本公演のポスターには、次のキャッチコピーが添えられている。
“胞(はら)と宙(そら) 愛しき想いをいづくに放つぞ”
舞台は、まさにそのイメージに重なる演出で始まった。地謡(※3)、囃子が空気を変え、謡が表現する情景を、映像がより鮮明に伝える。
宇宙から子宮へ——厩戸の命が宿る。厩戸の母・間人媛は静かに現れ、舞台に畏れと戸惑いを残し緊張感を生む。やがて響くのは厩戸の産声……ではなく、笑い声だった。

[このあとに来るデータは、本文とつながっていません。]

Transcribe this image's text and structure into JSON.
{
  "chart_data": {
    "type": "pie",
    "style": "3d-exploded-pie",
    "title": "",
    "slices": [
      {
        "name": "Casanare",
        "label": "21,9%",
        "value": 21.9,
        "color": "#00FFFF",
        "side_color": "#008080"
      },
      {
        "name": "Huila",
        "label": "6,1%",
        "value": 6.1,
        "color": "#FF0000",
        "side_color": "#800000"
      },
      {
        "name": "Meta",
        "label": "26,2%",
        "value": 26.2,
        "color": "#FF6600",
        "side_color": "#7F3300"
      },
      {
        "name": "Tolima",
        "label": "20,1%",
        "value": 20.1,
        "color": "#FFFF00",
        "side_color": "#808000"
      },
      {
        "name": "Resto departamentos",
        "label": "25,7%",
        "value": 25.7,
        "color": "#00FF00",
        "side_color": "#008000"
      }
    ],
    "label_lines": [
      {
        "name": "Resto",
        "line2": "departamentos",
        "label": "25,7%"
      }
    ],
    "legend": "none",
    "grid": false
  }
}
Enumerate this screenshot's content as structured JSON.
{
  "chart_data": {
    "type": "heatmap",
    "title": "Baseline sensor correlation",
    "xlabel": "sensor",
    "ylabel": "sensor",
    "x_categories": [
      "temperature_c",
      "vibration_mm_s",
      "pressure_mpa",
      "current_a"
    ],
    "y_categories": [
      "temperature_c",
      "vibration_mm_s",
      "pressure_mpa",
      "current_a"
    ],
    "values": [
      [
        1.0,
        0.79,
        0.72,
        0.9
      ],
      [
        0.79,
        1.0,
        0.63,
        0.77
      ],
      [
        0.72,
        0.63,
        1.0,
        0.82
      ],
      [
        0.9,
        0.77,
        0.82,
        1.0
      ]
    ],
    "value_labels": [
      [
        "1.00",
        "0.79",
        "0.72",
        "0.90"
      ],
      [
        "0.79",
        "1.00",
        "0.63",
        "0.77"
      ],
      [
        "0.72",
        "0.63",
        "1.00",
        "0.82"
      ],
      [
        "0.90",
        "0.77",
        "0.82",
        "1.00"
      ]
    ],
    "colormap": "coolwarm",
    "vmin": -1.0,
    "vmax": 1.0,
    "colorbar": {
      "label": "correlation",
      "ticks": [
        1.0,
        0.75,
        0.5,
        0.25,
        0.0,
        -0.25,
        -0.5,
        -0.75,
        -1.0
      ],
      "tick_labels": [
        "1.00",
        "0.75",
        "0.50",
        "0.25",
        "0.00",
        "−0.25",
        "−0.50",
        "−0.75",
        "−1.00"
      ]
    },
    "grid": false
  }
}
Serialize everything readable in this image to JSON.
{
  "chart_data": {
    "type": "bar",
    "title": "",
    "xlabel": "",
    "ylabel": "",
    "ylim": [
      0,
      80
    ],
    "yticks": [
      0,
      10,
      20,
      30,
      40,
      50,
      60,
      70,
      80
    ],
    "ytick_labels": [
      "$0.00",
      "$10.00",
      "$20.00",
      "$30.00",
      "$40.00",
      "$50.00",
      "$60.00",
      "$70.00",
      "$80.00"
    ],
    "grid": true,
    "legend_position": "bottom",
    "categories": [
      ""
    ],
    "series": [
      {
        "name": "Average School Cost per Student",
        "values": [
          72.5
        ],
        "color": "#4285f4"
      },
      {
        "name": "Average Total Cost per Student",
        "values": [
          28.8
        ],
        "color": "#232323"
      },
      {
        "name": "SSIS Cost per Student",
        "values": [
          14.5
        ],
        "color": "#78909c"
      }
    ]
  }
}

※3 地謡(じうたい)…主に台詞以外の部分を謡って聞かせ、物語を進行する、コーラスでありナレーター。
INDEX
野村萬斎の厩戸王子にドキッ
萬斎の厩戸は、姿そのものから厩戸に見えた。蘇我毛人と初めて出会う、池のシーン。福王和幸演じる毛人はスラリと背が高く、原作のままの気品をまとっている。そこに現れた厩戸が、ふり返った時のまなざしは、まさに漫画のページをめくり目にした、あのほほ笑みだった。ドキッとした。毛人は、あっという間に厩戸に心を奪われた。その心の動きが伝わってきて、思いがけず足場を失い落ちていくような怖さ、恋に落ちていくような甘さを、見ているこちらも味わうのだった。

その後も厩戸は、登場するたびに目が離せない存在感を放つ。皆が集まる場面では、柱にもたれて冷めた視線を投げるばかり。微笑んでいるようにも、蔑んでいるようにも見え、泣いていると言われたらそうも見えた。それでいてふとした表情に、可愛らしささえ感じさせた。